Setting limits while “Raising the Bar”

Dr. Haim G. Ginott in Between Parent and Child, Three Rivers Press, New York, N.Y., 2003 provides an excellent starting point for setting limits by grouping behaviour into three zones of discipline:

  1. Encouraged: behaviour that is wanted and sanctioned;
  2. Allowed: behaviour that is not sanctioned but tolerated for specific reasons such as: leeway for learners, leeway for hard times; and
  3. Forbidden: behaviour that cannot ever be tolerated at all and must be stopped

Before using Ginott’s zones of discipline to establish limits. let’s step back and review what parents want for their children. Many blogs ago “Parents with Purpose“ enumerated several objectives that parents have for their children. Some of these desires are too general to be of practical use. For example, “to be happy, successful, and feel good about themselves“ need to be more specific about the behaviours that will cause these effects. And so the list of expectations gets longer, more specific and includes behaviours and attitudes such as:

  • to be a good person, or, more specifically, to have an awareness of what constitutes appropriate behaviour; to have a sense of right and wrong;
  • to be independent,
  • to always try to be the best they can be,
  • to be true to themselves, first,
  • to be reliable and responsible,
  • to be respectful of themselves and others,
  • to be loving, demonstrating a capacity for warmth and intimacy,
  • to never give up.

Stanley Greenspan, in Building Healthy Minds, Perseus Books, Cambridge, Mass., 1999 suggests that many parents and educators are searching for ways to “raise the bar“, or their expectations as well as their children’s. They are hoping to maximize their children’s potential, without undermining their emotional vitality and well-being. Limits must be stated in a manner that is deliberately calculated to minimize resentment, and to save self-respect.

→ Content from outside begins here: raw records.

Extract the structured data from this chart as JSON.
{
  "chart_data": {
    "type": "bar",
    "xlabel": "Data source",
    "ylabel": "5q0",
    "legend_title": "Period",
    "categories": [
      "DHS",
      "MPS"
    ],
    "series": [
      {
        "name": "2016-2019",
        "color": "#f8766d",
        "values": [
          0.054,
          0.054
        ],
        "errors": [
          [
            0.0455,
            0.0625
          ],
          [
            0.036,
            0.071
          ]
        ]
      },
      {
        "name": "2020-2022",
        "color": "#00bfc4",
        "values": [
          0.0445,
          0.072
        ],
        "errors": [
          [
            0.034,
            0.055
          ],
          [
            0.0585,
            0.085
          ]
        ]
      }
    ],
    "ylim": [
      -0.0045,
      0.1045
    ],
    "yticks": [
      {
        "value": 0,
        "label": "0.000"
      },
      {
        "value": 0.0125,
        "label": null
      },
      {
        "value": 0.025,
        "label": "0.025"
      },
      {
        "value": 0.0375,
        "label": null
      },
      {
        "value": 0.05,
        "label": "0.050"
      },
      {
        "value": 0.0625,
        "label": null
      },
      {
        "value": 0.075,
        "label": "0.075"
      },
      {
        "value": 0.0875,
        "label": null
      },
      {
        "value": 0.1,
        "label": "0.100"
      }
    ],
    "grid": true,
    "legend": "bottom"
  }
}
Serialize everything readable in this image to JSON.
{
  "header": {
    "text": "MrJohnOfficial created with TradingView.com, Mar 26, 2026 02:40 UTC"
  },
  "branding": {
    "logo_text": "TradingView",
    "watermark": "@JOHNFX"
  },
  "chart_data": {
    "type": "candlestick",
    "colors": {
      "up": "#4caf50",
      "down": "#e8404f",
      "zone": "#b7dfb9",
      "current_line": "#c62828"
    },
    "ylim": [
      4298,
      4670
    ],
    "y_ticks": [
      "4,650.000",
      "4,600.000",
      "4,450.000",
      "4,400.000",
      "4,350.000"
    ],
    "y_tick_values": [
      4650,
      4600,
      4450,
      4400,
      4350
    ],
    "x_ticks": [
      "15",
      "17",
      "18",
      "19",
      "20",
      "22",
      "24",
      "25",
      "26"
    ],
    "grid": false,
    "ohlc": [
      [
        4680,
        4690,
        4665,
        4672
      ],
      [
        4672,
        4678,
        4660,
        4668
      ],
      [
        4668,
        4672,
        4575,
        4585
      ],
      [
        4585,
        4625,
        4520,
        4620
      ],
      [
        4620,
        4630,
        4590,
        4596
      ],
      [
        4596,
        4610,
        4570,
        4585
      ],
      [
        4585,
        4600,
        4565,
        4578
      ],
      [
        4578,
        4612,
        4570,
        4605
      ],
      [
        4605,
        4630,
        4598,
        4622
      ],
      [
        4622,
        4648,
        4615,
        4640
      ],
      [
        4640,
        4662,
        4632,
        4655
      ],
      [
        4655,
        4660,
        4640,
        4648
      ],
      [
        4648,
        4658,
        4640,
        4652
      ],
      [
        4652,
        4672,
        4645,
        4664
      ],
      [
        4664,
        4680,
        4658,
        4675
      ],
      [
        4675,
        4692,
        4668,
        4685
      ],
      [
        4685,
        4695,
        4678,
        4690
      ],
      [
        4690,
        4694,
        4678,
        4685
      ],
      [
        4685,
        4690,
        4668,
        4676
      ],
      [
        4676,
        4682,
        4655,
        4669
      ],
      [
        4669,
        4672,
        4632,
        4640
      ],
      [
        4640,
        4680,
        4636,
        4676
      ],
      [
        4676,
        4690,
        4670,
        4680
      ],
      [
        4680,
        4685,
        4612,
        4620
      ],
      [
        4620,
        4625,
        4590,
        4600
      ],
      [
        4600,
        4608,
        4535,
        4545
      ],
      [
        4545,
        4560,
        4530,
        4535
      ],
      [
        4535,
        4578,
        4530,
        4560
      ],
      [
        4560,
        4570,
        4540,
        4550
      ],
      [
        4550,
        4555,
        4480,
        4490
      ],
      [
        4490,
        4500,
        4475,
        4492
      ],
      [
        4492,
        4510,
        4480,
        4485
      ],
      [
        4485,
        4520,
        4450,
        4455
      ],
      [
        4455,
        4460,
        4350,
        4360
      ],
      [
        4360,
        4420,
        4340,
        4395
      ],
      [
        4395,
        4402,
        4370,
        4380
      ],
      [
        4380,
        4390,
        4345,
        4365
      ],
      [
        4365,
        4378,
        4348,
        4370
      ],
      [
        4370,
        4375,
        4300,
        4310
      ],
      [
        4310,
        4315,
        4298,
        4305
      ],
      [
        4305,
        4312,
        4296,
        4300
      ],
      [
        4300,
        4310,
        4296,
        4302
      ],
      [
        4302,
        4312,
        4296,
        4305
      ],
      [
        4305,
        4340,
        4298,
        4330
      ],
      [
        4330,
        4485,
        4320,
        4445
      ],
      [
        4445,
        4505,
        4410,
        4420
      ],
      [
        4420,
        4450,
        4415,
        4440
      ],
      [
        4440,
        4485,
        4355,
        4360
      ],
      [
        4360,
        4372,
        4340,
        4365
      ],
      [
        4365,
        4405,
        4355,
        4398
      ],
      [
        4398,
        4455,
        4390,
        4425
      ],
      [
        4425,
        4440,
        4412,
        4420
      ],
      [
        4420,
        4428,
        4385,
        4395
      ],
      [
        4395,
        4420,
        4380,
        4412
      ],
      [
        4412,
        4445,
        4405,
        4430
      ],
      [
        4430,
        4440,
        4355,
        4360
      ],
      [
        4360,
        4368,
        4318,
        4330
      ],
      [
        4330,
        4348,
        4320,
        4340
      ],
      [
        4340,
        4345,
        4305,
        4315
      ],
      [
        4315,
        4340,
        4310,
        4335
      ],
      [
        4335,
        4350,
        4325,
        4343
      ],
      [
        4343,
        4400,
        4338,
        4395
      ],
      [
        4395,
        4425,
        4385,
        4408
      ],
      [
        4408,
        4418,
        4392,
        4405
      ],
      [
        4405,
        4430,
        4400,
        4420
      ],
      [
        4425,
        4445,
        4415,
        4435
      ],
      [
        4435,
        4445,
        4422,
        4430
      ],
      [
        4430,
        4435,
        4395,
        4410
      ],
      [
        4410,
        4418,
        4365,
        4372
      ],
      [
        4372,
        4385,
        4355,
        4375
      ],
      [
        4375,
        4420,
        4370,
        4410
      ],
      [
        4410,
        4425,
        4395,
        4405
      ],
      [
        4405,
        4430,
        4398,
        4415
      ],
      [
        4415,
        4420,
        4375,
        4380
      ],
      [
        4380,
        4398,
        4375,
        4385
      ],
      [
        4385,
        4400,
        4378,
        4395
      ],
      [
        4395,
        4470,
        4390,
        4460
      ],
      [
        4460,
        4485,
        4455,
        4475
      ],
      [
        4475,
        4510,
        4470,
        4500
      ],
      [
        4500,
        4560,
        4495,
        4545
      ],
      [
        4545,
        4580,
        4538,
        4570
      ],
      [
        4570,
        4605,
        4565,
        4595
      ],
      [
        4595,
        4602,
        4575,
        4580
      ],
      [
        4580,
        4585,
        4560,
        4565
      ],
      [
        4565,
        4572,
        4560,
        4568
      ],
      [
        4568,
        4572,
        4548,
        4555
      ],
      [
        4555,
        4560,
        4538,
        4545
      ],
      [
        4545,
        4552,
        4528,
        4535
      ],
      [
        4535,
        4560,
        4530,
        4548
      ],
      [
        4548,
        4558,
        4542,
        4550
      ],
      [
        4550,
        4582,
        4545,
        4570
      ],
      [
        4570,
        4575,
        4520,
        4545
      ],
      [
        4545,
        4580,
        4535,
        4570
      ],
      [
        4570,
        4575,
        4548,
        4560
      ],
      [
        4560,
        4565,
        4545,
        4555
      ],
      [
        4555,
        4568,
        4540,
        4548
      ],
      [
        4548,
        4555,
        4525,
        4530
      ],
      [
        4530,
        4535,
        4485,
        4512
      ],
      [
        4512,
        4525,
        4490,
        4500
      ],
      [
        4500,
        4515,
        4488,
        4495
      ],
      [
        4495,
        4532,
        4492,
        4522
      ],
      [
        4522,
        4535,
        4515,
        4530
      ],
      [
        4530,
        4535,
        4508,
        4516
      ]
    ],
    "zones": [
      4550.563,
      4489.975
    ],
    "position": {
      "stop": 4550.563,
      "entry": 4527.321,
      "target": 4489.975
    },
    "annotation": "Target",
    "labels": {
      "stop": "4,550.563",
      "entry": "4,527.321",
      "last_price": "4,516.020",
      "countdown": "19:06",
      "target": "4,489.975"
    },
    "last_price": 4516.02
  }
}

Greenspan introduces additional items for our list, such as hoping that our children will:

  • become able learners who can master academic challenges,
    become curious about the world,
  • enjoy many rich and rewarding relationships,
  • be able to make wise judgements in unfamiliar situations.
  • be flexible, and
  • be creative.

Each new expert or author includes more new characteristics or traits that are desirable and admirable in our children. Consider the following quote from Martin E. P. Seligman, The Optimistic Child, Houghton Mifflin, New York, 1996

“We need more for our children than healthy bodies. We want our children to have lives filled with friendship and love and high deeds. We want them to be eager to learn and to be willing to confront challenges. We want our children to be grateful for what they receive from us, and to be proud of their own accomplishments. We want them to grow up with confidence in the future, a love of adventure, a sense of justice, an courage enough to act on that sense of justice. We want them to be resilient in the face of setbacks and failures that growing up always brings.”

Seligman new items are that our children should be:


  • grateful,
  • just,
  • courageous, and
  • resilient.

Is there no end to the laundry list of desirable and admirable behaviour? Maybe not, since humanity is unbelievably complex.


So what are parents to do? We need to simplify the complexity. This long list of behaviours, attitudes, and qualities can be simply called “character”. The first step is to recognize that, as parents, our role with our children is to help develop their “character“.